Actually, it was the soba noodles that I slurped down in the Japanese restaurant at the terminal that kept me to the task of pushing forward. Whet my appetite. But the flight itself was miserable. Up diagonally through Canada, then sweeping down along the Aleutians, Sakhalin and Hokkaido, and finally landing smack dab onto the Naritian tarmac almost 90 minutes north of Tokyo. Delta flight 275 had been filled to the gills with 400 souls of God, mostly from the Philippines, headed for Manilla. Of course, the thought of death is never far away when it comes to flying. Not that I have anything more than the average trepidation of being stuffed inside a winged tin sausage spewing jet fuel at 30,000 feet over the dark arctic tundra. 

There are few things more depressing than arriving at Narita, except perhaps arriving at Kennedy. It is rare that anyone ever gets met coming into Tokyo. Nobody wants to make the long trek out to the airport. Who can blame them? So one does one's bleary-eyed best to retrieve luggage, get through customs, and get oneself into Tokyo. One enters feeling vulnerable and leaves feeling relieved. In fact, the only time anyone ever met me at Narita was the first time I flew here while studying Japanese at the University of Munich in 1973. A limo from the Ministry of Economics picked me up. H held up a big VIP sign that said “Wilkommen: Michael Pestel.” I was 23 at the time and she was 19 or 20. But that is another story from another time. Now, 42 years later, I felt anything but VIP.

Fortunately, R, noh master and professor, whose house I’m staying at, has been the quintessential host. He met me at Nakano-Sakaue Eki and helped roll my luggage over to his place not far away. After unloading, we went to a noodle place nearby and compared notes. I had arrived in Japan the same time he did in the early 70s. How different my life would have been had I stayed in Japan as he did after college. We have many friends in common here in Tokyo. By the end of the week, there will be another person arriving at the house from Vancouver, and by next week a third from Australia.


* The Water Fountain at Detroit Metro Airport 





I was so mesmerized by the huge, circular water fountain at Detroit Metro that I almost missed my flight to Tokyo. Well, not really, but in a parallel universe that would have been quite possible. I asked the manager at the bar nearby who designed the fountain, and he walked back over with me to point out the bronze floor plaque tucked under the curving black granite base. It was done by WET Design, a group out of Burbank, CA which has computer-programmed fountains at the Bellagio Hotel in Las Vegas, Nev., EPCOT Center at Walt Disney World, Orlando, Fla., and Dubai’s Hotel Burj al Arab. 

OK, so it’s a slick, expensive piece of plaza plop that no modern museum of art worth its weight in salt water would ever commission.
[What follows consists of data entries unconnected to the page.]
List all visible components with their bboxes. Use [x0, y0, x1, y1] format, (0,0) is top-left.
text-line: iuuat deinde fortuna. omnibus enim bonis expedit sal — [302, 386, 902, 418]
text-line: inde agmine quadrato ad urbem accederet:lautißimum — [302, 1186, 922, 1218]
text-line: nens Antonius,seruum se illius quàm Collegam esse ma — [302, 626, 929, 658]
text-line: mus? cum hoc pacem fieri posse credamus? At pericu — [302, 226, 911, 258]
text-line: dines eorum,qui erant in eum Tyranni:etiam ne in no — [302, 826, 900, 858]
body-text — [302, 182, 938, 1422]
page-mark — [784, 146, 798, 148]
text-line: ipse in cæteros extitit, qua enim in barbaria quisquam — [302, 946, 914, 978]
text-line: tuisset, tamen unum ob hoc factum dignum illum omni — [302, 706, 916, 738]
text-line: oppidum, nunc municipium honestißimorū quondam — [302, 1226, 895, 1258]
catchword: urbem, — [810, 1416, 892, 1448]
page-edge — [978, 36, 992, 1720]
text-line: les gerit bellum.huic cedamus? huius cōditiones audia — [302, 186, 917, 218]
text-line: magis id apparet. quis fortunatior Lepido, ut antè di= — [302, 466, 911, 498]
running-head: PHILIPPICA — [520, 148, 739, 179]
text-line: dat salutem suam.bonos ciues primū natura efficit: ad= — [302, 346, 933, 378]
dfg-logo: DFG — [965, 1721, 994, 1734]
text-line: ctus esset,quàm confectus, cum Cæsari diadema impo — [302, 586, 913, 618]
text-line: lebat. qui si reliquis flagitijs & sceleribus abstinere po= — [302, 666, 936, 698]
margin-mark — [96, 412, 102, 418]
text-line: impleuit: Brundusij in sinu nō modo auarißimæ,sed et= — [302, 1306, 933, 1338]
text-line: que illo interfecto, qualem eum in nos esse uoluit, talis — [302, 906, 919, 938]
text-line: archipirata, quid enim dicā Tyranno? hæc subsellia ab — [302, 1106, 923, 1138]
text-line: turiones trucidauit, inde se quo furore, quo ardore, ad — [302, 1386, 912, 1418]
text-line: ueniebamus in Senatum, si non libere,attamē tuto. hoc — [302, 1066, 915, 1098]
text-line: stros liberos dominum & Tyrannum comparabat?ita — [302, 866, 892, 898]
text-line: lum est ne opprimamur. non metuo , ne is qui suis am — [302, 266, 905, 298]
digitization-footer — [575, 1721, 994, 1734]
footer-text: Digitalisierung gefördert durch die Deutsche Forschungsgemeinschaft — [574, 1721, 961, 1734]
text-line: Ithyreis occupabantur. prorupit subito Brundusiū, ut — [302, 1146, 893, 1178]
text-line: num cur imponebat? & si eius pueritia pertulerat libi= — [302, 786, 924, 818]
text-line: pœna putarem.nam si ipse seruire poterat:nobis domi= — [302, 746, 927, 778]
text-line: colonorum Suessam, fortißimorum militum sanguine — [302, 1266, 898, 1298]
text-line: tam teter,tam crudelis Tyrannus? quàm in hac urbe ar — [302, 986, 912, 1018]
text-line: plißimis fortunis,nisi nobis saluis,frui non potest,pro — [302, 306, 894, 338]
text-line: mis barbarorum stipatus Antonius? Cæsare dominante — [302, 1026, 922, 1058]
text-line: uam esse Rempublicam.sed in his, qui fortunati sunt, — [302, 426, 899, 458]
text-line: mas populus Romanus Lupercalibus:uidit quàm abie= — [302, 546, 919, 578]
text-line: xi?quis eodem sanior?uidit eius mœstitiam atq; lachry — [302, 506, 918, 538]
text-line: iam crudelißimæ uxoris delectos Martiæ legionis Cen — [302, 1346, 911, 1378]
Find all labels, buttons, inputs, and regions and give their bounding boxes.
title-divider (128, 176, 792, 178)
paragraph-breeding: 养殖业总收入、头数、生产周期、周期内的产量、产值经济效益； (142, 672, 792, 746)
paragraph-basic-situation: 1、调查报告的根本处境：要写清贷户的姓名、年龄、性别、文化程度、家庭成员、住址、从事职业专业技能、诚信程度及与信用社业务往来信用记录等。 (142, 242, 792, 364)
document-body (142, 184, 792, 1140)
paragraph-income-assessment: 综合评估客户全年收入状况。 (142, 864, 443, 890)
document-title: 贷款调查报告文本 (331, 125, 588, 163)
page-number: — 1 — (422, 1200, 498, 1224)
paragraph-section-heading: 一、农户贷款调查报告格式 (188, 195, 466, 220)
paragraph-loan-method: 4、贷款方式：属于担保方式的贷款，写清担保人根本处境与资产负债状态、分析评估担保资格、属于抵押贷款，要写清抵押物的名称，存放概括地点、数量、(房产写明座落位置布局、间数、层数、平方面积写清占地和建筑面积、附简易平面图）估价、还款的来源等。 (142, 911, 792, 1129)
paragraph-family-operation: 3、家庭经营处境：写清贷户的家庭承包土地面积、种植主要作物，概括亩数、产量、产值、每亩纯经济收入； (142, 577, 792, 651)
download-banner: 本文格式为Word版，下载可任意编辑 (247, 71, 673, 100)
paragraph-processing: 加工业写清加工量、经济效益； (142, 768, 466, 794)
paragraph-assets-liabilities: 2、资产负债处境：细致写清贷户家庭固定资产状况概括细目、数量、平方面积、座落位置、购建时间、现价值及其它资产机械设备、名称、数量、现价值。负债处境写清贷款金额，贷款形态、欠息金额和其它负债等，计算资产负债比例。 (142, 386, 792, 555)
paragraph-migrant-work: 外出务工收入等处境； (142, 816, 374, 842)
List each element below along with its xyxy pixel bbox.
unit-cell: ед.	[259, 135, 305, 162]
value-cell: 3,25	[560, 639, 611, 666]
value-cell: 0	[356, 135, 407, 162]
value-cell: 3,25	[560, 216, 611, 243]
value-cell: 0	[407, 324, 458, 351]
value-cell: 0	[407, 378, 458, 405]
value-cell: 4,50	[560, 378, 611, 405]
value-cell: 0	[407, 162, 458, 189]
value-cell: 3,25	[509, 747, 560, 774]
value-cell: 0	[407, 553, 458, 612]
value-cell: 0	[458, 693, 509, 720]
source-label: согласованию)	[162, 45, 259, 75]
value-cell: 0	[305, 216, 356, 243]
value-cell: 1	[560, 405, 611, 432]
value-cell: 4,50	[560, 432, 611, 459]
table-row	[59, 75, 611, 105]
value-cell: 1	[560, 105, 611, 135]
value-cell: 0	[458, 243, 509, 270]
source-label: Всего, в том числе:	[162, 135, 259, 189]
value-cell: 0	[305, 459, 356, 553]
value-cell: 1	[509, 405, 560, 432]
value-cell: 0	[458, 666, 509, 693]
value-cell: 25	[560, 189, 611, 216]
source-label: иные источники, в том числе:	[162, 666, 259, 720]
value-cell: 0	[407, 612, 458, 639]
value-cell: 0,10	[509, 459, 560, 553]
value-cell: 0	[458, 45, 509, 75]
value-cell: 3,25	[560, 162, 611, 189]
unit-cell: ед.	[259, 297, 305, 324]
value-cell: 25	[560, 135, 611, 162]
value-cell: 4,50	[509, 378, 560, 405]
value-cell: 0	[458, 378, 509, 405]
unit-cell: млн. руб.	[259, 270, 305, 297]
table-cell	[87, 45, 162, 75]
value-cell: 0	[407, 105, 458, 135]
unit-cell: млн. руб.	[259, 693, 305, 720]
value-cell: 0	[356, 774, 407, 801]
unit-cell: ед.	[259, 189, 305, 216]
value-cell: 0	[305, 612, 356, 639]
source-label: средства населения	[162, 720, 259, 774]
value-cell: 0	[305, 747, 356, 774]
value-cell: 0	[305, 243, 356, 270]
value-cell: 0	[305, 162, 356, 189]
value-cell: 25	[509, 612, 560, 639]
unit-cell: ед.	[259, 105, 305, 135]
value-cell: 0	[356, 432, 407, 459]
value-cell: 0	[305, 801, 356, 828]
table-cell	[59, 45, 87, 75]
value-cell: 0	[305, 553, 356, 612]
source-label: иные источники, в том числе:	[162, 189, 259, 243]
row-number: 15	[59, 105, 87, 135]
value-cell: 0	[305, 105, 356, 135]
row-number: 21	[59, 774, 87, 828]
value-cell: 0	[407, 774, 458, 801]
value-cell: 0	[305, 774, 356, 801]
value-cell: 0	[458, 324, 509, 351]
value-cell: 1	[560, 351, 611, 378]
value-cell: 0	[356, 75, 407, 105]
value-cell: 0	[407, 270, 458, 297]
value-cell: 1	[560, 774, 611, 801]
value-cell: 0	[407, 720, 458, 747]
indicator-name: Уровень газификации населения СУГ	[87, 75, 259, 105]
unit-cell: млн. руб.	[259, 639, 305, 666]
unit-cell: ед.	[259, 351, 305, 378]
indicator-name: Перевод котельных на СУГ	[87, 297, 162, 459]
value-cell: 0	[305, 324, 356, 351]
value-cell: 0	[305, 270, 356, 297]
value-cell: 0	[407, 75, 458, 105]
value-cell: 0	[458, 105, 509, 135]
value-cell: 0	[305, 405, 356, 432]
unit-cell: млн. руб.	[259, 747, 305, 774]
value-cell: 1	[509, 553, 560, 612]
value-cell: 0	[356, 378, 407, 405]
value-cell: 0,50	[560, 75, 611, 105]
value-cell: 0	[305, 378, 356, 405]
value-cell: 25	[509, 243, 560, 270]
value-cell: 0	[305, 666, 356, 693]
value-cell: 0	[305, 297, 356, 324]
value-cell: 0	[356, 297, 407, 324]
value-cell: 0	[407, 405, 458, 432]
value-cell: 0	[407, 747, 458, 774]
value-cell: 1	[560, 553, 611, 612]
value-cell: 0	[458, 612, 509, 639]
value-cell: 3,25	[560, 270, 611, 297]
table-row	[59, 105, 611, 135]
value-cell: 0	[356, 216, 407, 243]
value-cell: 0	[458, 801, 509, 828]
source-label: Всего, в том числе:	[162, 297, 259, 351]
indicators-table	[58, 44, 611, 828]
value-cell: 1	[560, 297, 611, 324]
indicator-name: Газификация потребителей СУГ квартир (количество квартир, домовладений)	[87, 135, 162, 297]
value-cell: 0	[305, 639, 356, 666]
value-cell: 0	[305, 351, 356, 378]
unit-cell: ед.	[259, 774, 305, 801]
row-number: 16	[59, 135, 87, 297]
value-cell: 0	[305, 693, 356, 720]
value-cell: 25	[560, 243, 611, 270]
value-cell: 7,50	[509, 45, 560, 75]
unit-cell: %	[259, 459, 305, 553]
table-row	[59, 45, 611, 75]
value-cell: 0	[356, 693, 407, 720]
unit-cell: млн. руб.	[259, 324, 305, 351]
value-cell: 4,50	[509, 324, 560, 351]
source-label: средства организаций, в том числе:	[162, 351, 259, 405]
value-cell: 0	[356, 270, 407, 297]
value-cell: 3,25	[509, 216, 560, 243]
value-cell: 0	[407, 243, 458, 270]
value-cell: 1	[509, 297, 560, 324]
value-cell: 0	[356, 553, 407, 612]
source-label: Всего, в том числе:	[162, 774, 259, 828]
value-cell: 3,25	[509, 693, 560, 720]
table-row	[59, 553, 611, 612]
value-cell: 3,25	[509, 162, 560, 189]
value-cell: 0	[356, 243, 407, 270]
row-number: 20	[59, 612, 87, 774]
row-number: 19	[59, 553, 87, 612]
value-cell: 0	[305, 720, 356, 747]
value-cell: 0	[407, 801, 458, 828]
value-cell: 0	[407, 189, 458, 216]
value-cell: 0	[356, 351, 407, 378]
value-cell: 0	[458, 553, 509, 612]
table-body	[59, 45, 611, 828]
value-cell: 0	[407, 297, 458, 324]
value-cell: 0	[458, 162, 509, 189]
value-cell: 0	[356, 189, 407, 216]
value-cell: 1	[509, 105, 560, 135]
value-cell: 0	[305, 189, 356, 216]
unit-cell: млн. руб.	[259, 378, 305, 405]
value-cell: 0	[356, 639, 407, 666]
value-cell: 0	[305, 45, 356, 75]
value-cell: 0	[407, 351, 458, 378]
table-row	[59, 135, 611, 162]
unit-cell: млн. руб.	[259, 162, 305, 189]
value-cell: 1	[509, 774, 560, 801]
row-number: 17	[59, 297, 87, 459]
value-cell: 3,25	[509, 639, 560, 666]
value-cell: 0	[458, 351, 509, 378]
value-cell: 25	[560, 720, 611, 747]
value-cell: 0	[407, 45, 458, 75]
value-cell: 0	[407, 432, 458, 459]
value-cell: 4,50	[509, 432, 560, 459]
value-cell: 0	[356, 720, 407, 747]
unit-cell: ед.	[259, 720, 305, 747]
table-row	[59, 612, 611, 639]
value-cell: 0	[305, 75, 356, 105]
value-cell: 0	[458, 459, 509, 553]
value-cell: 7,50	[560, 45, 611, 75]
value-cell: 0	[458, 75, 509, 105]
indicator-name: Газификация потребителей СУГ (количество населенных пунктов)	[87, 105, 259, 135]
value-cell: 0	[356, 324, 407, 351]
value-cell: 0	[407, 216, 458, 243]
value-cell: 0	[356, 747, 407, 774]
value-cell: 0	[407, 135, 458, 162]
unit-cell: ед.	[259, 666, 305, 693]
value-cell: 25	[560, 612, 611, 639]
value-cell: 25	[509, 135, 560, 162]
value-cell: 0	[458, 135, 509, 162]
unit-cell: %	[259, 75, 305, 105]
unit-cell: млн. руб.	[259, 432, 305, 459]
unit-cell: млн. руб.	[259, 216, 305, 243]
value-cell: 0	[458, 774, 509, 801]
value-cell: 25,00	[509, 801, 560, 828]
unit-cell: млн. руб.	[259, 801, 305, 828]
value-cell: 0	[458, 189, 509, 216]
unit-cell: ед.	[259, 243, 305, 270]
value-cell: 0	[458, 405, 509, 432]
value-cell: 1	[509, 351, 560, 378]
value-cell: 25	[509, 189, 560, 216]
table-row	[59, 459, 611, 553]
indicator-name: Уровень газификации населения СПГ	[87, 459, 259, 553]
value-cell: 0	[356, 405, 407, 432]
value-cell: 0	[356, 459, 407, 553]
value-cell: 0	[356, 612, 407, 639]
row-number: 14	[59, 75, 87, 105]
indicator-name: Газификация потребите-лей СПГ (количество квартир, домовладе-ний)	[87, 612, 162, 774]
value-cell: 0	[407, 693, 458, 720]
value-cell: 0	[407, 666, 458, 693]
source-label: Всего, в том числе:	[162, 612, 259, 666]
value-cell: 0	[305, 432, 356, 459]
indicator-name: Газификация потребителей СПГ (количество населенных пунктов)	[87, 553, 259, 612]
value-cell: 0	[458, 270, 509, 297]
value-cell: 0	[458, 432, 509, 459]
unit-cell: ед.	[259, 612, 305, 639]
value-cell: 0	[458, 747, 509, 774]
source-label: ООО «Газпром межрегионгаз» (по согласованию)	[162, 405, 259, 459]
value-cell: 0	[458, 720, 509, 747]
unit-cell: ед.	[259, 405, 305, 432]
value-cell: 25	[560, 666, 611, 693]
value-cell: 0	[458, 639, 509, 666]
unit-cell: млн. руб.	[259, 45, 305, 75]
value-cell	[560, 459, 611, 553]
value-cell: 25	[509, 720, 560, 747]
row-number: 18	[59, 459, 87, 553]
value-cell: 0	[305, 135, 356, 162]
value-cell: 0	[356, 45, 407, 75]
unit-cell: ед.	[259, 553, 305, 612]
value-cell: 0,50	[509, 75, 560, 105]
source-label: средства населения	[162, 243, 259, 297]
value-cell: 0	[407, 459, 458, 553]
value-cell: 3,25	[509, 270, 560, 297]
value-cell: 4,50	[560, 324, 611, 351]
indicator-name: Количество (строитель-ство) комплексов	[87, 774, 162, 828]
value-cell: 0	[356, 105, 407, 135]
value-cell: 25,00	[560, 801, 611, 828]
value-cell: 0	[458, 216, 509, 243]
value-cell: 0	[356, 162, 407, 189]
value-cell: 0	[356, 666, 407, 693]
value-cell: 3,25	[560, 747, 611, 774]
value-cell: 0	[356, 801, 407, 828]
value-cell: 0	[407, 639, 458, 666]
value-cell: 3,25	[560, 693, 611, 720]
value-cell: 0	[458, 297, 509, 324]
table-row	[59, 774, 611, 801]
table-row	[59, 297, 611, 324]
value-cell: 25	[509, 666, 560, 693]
But here, at the architectural focal point of two immense public hallways, it offered a moment of repose in the midst of peoples’ frenetic transit. The bartender proudly announced that the piece cost taxpayers 1.5 million dollars, and that the individual spigots represent all the regions of the world which converge in this place. Of course, it could just as well be a representation of the lunar Sea of Tranquility bursting forth with sprites of H20, proving that, not only is there water on the moon, but it’s calibrated to dance in balletic arcs and digital pulses… squirts of moon juice appearing and disappearing without warning. 

In a closed, walled-in space, this fountain would not have been all that special. But here, parabolic lines of water superimposed over endless linear paths of human and machine motion, cast a magical spell over Terminal A. We are all terminal. But have we fully lived until such a fountain has stopped us dead in our speeding tracks? The last fountain to have done that to me was Duchamp’s, but his was quite dry, fortunately.